By any regular metric, Possession’s next two thirds could be charitably described as a hot mess; an hour of Simandl, Mazo, and scripter Lyne J. Grantham (another North American stalwart — Grantham was their in-house accountant) throwing spaghetti at the wall and seeing what sticks. As a regular horror movie it’s a failure. Suspense and mystery are non-existent, and Madeline becomes as indistinguishable as the rest of the squawking and irritating cast that Frankie tracks to the usual woodland holiday home. Without question, Possession loses its edge in that regard; its initial strokes are so creepy and effective that its clumsy plummet into bleak yet uninspired slasher formula leaves you with the distinct impression that Simandl and co. have painted themselves into a corner. And yet, for those who vibe with such lip-smackingly tawdry hack-a-thons as The Mutilator (1984) and Blood Rage (1987), Possession will elicit a similar sort of satisfaction. While Jeff Butterworth’s anemic gore FX pale in comparison to the spectacular carnage orchestrated by Mark Shostrum and Ed French in either of those splatterific classics, respectively, Possession harbours an identical gait; a charismatic and borderline unexplainable ‘what the fuck?!’ quality that’ll stick in your craw if you just strap in and go along for the ride. 

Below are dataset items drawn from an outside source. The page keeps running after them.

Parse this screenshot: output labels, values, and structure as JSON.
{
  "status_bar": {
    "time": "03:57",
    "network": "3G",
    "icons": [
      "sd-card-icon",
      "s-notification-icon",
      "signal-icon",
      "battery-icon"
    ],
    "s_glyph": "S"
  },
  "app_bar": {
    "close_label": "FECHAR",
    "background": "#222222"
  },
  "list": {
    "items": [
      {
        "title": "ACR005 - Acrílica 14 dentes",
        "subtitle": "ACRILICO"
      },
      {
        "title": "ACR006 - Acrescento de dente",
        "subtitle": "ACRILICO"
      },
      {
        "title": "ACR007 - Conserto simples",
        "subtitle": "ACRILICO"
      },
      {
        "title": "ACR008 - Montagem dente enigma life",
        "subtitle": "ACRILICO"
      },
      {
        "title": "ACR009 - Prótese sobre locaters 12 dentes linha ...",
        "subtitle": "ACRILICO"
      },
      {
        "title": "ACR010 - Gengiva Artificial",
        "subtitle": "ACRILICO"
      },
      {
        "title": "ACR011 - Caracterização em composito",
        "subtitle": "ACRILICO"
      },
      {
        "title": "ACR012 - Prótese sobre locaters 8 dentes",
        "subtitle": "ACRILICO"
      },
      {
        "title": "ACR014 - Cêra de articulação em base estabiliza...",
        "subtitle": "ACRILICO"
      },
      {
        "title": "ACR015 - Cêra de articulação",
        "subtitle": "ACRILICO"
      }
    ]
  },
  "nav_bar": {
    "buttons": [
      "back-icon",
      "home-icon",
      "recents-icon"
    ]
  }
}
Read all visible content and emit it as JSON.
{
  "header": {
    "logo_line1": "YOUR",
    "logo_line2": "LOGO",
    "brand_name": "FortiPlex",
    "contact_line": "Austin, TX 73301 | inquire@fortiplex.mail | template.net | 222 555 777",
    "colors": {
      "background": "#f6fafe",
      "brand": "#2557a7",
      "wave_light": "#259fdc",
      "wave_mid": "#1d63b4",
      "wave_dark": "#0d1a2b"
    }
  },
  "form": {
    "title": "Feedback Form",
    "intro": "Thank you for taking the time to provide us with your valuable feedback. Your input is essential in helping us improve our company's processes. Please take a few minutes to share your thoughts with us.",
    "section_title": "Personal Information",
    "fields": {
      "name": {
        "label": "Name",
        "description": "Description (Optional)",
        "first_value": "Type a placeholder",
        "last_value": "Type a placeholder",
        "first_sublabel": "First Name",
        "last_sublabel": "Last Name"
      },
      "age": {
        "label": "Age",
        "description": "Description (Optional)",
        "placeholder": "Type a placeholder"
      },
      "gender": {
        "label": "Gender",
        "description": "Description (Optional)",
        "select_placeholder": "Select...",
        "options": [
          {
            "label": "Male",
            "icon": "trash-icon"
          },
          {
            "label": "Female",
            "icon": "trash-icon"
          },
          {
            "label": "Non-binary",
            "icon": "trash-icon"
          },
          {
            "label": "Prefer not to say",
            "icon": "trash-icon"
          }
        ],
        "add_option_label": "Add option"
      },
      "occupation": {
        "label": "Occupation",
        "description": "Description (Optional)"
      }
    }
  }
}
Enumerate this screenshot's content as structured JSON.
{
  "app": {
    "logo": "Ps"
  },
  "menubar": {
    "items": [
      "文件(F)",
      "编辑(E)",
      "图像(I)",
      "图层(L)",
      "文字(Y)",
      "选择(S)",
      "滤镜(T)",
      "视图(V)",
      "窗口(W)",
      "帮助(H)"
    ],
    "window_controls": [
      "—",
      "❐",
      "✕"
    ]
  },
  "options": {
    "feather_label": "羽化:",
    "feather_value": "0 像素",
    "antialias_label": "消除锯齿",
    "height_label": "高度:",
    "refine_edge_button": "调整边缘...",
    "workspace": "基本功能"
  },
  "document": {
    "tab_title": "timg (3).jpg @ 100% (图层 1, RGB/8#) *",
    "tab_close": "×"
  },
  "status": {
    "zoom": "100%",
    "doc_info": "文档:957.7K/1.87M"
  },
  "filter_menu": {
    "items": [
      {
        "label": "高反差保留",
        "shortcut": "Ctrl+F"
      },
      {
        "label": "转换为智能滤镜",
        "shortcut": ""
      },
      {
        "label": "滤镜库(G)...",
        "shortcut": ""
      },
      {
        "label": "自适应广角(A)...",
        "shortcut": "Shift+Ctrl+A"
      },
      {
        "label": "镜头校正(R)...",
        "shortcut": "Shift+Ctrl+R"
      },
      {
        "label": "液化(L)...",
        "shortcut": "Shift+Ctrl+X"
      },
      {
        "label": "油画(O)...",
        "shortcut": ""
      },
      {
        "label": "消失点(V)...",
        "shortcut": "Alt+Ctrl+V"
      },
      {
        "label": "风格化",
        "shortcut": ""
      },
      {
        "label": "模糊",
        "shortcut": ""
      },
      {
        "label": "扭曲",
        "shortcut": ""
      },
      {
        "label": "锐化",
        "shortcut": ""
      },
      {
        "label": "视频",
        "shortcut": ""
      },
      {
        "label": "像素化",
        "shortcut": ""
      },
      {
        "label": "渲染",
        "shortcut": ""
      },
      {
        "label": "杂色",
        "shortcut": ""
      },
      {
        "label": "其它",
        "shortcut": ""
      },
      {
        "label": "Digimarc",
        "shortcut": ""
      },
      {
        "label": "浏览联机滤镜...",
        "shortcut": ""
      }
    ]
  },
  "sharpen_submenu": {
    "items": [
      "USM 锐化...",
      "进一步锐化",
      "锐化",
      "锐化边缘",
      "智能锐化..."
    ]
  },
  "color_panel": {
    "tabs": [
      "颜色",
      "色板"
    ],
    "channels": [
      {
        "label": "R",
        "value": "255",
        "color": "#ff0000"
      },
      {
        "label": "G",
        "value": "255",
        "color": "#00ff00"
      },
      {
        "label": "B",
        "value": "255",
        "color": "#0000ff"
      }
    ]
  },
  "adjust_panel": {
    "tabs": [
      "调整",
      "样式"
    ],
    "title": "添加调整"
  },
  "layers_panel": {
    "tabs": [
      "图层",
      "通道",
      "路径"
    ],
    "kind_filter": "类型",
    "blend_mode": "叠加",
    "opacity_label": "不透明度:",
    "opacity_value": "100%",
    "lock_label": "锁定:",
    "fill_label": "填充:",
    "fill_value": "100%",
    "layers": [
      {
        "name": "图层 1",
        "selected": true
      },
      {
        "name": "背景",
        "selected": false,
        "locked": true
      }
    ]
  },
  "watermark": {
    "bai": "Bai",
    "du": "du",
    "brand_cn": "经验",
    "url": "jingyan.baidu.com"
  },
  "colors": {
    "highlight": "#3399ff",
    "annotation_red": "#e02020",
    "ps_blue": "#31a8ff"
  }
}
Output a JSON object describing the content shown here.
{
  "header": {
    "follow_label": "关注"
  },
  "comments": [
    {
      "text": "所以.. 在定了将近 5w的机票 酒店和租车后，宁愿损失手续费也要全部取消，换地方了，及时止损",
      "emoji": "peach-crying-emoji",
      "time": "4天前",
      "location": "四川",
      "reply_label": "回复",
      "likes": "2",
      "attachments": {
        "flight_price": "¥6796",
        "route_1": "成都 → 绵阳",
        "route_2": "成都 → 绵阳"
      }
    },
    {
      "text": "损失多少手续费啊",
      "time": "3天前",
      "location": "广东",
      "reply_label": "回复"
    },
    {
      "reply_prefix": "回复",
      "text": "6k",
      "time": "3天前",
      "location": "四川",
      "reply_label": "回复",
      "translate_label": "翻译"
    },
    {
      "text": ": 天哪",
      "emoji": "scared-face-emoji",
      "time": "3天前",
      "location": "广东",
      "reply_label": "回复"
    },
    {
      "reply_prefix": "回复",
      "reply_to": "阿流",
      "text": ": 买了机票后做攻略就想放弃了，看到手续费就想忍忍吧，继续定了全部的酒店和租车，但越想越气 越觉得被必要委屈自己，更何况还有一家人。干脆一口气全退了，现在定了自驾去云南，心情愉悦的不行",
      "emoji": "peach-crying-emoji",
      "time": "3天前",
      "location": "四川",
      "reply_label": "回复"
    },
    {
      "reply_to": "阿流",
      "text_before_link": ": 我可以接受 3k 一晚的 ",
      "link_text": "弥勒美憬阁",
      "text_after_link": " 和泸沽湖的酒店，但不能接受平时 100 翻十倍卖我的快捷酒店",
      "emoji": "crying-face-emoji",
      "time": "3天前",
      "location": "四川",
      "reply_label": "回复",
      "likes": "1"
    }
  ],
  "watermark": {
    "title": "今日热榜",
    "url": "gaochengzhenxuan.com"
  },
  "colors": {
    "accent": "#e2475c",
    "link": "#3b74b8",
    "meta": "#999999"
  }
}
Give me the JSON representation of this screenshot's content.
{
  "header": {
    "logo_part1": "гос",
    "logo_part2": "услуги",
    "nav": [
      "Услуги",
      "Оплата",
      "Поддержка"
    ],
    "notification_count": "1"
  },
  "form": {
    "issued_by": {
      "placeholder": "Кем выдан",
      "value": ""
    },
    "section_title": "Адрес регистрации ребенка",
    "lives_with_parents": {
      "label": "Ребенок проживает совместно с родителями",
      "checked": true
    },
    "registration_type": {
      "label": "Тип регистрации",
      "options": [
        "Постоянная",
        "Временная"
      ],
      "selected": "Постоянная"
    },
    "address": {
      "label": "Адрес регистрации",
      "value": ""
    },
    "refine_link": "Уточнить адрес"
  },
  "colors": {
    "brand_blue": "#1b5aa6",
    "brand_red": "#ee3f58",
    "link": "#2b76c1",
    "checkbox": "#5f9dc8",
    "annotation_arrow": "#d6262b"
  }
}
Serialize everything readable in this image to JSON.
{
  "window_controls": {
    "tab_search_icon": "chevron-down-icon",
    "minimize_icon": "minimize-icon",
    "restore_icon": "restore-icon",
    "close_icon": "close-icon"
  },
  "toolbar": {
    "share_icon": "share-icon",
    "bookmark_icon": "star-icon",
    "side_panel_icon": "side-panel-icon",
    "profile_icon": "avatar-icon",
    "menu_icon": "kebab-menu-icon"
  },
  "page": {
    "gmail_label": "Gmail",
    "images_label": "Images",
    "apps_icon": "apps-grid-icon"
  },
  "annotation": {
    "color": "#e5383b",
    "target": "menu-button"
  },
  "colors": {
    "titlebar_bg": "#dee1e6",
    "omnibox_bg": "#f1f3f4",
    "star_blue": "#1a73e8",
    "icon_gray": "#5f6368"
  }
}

It’s there in the pace-skewering T&A, as Madeline’s vacuous chums parade their bangers for vast swathes of the film’s duration.

It’s there in the elongated passages of giddy homoerotica, Simandl and Mazo fixating on the chiseled chests and thong-split buttocks of a gaggle of male strippers; further cannon fodder presumably added in an attempt to allay the accusations of misogyny that many would likely fire at this defiantly lurid schlock-show.

And it’s there as Nathaniel Massey’s camera matter-of-factly follows Frankie from slaughter to slaughter, the yelping degenerate covered in camo paint and never less than mesmerically watchable as Robertson trundles the eternally pleasing divide between the sublime and the awful.

[1] Stratten was murdered by her estranged husband/manager on 14th August 1980. She was twenty years old.